Yesterday was my tenth consecutive day of conferences.
I’ll start this post with a detour. Bill Tutte was one of the deepest thinkers on combinatorics in the twentieth century. One of my favourite mathematics books is his Graph theory as I have known it. What appears on the surface to be a number of chapters on unrelated topics in graph theory actually charts the progress of his mathematical career, with clear explanations of the links and thought processes that brought him from one topic to the next.
His first mathematical work, done (with Brookes, Smith and Stone while they were undergraduates at Cambridge, where Tutte was actually studying chemistry) was on squaring the square, that is, dissecting a square into squares of unequal sizes. Graham Farr showed us the origin of this problem with H. E. Dudeney in the early twentieth century, and a picture of a beautiful realisation of the solution that Tutte and his coauthors found on the Tutte memorial in his hometown of Newmarket near Cambridge.

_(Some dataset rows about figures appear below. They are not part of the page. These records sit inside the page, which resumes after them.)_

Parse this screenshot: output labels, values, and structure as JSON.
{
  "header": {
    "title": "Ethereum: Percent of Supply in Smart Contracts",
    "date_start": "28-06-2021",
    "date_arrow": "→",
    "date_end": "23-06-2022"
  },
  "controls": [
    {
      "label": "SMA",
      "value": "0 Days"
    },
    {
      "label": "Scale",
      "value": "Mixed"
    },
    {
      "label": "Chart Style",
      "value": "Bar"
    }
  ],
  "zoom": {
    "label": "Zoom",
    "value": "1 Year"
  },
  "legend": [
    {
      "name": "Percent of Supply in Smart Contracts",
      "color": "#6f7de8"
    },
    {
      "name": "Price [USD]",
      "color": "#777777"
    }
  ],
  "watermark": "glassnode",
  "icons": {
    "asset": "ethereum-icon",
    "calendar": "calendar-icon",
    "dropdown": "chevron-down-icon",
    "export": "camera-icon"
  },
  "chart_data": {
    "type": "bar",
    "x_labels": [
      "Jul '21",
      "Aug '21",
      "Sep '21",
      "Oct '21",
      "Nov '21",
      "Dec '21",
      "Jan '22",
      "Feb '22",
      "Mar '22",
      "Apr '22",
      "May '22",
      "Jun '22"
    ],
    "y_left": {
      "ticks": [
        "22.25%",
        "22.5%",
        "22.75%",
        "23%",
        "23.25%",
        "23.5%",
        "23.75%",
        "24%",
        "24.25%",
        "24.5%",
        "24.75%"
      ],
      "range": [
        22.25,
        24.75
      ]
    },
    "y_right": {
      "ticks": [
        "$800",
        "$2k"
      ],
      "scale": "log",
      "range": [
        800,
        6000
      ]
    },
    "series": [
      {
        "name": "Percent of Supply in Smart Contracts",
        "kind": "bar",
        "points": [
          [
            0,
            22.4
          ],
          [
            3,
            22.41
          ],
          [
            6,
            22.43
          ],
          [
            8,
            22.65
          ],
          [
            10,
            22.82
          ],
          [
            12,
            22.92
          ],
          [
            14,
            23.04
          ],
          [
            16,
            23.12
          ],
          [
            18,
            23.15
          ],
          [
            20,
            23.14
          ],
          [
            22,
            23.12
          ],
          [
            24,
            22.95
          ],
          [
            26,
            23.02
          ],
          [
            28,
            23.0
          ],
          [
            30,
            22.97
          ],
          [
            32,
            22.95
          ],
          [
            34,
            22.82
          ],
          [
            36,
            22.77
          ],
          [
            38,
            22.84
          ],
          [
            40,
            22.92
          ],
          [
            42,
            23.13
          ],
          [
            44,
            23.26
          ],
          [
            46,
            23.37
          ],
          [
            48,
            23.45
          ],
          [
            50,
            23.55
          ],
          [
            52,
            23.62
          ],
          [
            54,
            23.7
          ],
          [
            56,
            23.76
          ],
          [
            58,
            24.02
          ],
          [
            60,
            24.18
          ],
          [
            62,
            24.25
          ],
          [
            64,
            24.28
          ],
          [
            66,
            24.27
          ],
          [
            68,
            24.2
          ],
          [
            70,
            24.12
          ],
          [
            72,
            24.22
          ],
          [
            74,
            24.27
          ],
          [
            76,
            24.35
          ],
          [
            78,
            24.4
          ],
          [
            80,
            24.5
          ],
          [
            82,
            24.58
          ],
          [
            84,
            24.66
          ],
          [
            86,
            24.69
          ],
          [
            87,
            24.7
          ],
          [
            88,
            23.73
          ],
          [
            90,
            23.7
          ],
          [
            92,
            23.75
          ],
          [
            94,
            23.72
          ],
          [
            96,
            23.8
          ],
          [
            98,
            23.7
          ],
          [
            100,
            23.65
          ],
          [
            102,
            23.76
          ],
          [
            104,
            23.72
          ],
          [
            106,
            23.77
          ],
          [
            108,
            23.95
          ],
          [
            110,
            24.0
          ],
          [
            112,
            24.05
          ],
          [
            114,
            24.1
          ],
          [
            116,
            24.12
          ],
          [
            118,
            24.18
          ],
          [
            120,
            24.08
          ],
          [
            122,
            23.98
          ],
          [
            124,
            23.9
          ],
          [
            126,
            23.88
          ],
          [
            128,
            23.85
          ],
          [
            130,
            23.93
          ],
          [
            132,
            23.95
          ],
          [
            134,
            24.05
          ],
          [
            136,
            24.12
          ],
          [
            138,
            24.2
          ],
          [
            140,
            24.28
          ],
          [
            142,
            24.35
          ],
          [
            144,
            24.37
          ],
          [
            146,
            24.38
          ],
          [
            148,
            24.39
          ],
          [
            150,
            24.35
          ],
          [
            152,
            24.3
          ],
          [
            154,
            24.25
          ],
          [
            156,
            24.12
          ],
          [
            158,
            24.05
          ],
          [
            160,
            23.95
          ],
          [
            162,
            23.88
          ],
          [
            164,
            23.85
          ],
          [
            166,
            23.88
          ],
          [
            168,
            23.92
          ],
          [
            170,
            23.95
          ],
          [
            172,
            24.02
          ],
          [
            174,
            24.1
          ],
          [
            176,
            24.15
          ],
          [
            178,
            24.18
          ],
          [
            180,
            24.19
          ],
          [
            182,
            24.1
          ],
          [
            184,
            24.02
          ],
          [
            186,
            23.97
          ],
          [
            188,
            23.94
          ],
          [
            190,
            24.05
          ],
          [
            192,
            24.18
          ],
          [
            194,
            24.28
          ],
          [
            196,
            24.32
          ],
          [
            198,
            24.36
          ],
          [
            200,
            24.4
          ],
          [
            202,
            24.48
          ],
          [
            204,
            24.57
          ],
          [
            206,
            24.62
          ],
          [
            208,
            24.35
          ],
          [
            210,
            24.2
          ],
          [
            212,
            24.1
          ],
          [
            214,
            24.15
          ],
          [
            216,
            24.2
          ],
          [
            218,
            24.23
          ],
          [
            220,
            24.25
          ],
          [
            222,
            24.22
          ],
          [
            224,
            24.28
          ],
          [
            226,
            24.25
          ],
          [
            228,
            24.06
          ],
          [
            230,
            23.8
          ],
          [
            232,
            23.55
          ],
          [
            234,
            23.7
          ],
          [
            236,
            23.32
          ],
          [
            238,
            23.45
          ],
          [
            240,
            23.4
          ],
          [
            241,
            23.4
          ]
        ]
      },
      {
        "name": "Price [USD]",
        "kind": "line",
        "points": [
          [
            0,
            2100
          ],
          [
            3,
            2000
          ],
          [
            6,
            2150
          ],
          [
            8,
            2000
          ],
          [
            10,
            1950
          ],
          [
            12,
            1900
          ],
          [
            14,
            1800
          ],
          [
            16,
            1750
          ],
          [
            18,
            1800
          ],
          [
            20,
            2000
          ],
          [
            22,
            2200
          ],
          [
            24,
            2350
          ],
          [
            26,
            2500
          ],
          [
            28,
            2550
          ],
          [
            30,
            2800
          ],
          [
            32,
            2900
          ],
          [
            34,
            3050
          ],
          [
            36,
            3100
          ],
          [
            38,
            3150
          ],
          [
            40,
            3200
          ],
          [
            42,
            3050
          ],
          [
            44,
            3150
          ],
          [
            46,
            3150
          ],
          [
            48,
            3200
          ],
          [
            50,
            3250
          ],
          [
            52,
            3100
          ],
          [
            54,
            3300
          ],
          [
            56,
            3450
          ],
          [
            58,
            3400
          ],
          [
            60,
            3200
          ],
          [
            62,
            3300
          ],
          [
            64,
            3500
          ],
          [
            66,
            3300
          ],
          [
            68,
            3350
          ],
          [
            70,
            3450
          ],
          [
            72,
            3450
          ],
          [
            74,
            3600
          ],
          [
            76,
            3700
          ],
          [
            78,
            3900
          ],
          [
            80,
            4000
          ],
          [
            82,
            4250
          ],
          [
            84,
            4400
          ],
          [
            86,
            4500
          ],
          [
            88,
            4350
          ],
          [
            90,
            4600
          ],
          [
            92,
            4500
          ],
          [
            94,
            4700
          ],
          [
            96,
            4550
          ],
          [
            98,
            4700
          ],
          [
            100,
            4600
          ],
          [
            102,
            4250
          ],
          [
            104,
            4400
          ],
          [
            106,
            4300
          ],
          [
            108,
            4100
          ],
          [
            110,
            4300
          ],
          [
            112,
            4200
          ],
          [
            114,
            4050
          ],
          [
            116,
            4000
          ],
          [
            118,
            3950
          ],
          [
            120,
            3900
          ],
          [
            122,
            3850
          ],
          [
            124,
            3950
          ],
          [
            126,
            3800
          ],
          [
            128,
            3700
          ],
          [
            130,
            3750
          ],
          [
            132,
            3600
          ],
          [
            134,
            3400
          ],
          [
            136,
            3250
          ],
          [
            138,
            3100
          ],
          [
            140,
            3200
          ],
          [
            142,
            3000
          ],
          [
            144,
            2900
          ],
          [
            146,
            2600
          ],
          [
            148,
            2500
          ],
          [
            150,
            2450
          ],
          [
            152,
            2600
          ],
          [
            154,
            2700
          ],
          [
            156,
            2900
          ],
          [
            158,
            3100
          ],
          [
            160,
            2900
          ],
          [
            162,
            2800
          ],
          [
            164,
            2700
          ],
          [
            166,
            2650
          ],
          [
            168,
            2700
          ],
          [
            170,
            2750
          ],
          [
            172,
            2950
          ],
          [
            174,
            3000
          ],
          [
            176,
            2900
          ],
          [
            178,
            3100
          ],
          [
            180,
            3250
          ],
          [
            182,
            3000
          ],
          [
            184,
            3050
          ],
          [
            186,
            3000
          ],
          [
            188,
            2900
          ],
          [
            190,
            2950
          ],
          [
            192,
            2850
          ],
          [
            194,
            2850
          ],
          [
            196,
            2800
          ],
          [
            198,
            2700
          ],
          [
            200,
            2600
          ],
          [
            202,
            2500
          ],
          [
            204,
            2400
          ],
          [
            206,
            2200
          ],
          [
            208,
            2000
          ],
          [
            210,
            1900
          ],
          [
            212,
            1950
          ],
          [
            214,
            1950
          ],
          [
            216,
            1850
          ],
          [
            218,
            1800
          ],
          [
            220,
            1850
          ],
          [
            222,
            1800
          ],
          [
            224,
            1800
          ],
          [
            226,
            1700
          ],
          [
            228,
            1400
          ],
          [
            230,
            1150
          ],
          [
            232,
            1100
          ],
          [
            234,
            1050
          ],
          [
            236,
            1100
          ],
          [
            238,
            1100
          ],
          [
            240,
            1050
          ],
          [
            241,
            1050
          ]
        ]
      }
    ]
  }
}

The National Museums website, linked above, suggests that the squared square represents “Bill’s early fascination with mathematical puzzles”. But, as the graph theory book makes clear, and as Graham stressed in his talk, this was much more than a puzzle: it led Tutte, via electrical networks and Kirchhoff’s laws, to deletion and contraction and so to the Tutte polynomial and some deep insights in graph theory and matroid theory. It was indeed the start of his career, and arguably the event that persuaded him to become a mathematician rather than a chemist.
I was reminded of this yesterday at the final day of a Cambridge conference, celebrating the birthdays of two of my mathematical brothers, Martin Liebeck and Jan Saxl.
I caught just four talks, by Laci Pyber, Aner Shalev, Cheryl Praeger and Peter Neumann.
While the first three told us lots of big impressive theorems (including, among many others, the disproof of a conjecture of Étienne Ghys, the solution of Waring’s problem in finite simple groups, and the proof of a conjecture of Charles Sims), Peter Neumann adopted a different strategy, which he only explained at the end of his talk, and which I am going to discuss here. He told us about a property of finite groups called the TPP (triple product property), devised by Henry Cohn and Christopher Umans in a group-theoretic approach to find new bounds for the exponent of matrix multiplication (the smallest number c such that two n×n matrices can be multiplied with at most nc+o(1) arithmetic operations.
Had they succeeded, this would have been highly significant; but they didn’t, and nobody else has since, so the problem has to stand on its own merit, and probably most people would agree that it is not the next big thing in finite group theory.
However, Peter (speaking as the thesis supervisor of both of the birthday boys, as well as of Cheryl Praeger and me), ended by talking about what is maybe the critical problem in supervising a student: finding a good problem. This should be a problem to which the supervisor does not know the solution, but believes that a reasonably strong student would be able to find it. (I completely agree: the default assumption about a new student is that (s)he will go beyond what I have been able to achieve.) It is also important that the problem will open up pathways leading in various different directions, which a good student will be able to follow. He seemed to regard the TPP problem as one filling this specification, as were the problems he suggested to Martin and Jan when they were students.
So let me conclude with my experience. As an undergraduate in Brisbane, I did a project on the simplicity of the groups PSL(n,q), taken from Dickson’s book (and quite hard going it was with its out-of-date terminology). But I also worked on several problems I devised myself, mostly general mathematics, but often with some combinatorial flavour (although, at the time, combinatorics was not a recognised subject at the University of Queensland). The best worked out was to develop an analogue of cartesian product for unordered n-tuples, that is, put structure on the set of unordered n-tuples of elements of some structured set.
In Oxford, Peter gave me the problem of finding all the primitive permutation groups of degree 57. (A long paper he had just written, on primitive groups of degree 3p for p prime, was to be my guide.) Now it just so happened that the only such group which is not 2-transitive is isomorphic to PSL(2,19); the point stabiliser is isomorphic to PSL(2,5), and acts as such on one of its orbits (having size 6). This 2-transitive action of the stabiliser meant that, in modern terminology, the orbital graph is 2-arc transitive. But at the time, Donald Higman and Charles Sims had only just introduced combinatorial and graph-theoretic methods into the study of finite permutation groups. Another primitive group in which the stabiliser acts 2-transitively on one of its orbits was the recently-discovered Higman–Sims group, which played a big part in my thesis. I described at my 60th birthday conference in Ambleside how I got from the Higman–Sims group to the Urysohn metric space.
So I think that my supervisor’s principle was just right for me.